Conley praised the work of the Cold Case Squad in re-interviewing witnesses, which he said was instrumental in his office's being able to take their case to court, since DNA evidence alone cannot prove murder.

"Conducting a meaningful interview with a witness decades after the fact is no easy task, and that's assuming they're still alive and you can find them," Conley said. "Memories can fade, corroborating evidence can deteriorate, and the passage of so much time rarely benefits the prosecution team."

Conley mentioned the recent charges brought in the 1992 murder of Tufts University grad Lena Bruce as another case that DNA evidence helped solve, and said that, in the past seven years, suspects in 17 cold cases had been identified. He said that every one of those suspects to stand trial has been found guilty.
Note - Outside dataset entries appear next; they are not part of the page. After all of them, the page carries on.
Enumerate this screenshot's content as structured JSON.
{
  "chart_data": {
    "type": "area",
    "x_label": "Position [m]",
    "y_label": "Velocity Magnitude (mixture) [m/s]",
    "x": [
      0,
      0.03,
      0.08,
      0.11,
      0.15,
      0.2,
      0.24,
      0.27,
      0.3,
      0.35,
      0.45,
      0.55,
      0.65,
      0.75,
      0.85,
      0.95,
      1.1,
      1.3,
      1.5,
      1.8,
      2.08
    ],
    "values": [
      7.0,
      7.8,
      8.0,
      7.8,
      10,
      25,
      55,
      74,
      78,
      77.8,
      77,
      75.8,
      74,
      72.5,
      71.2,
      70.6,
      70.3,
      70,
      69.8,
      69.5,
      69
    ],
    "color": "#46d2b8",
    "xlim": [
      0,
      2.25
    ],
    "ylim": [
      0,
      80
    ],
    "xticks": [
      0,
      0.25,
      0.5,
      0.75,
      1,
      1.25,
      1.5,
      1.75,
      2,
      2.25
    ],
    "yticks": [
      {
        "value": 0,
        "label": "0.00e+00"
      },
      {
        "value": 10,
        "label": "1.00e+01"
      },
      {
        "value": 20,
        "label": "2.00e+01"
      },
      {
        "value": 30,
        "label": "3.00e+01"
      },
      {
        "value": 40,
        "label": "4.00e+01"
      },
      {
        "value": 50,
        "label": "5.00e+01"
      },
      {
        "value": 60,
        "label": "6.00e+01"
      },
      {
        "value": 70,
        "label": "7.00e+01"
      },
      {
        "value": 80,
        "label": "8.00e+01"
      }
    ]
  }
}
"That's a phenomenal success rate, and it speaks to the world-class professional partnership between Suffolk prosecutors and Boston police," said Conley. "When the evidence exists, we follow it wherever it leads–no matter how many years it might take or how many miles we must travel."

Paige is currently in custody at the Hillsborough County House of Corrections in New Hampshire, having been arrested last Friday for a parole violation. He is expected to be brought to Massachusetts to face the murder charge sometime in the next few weeks.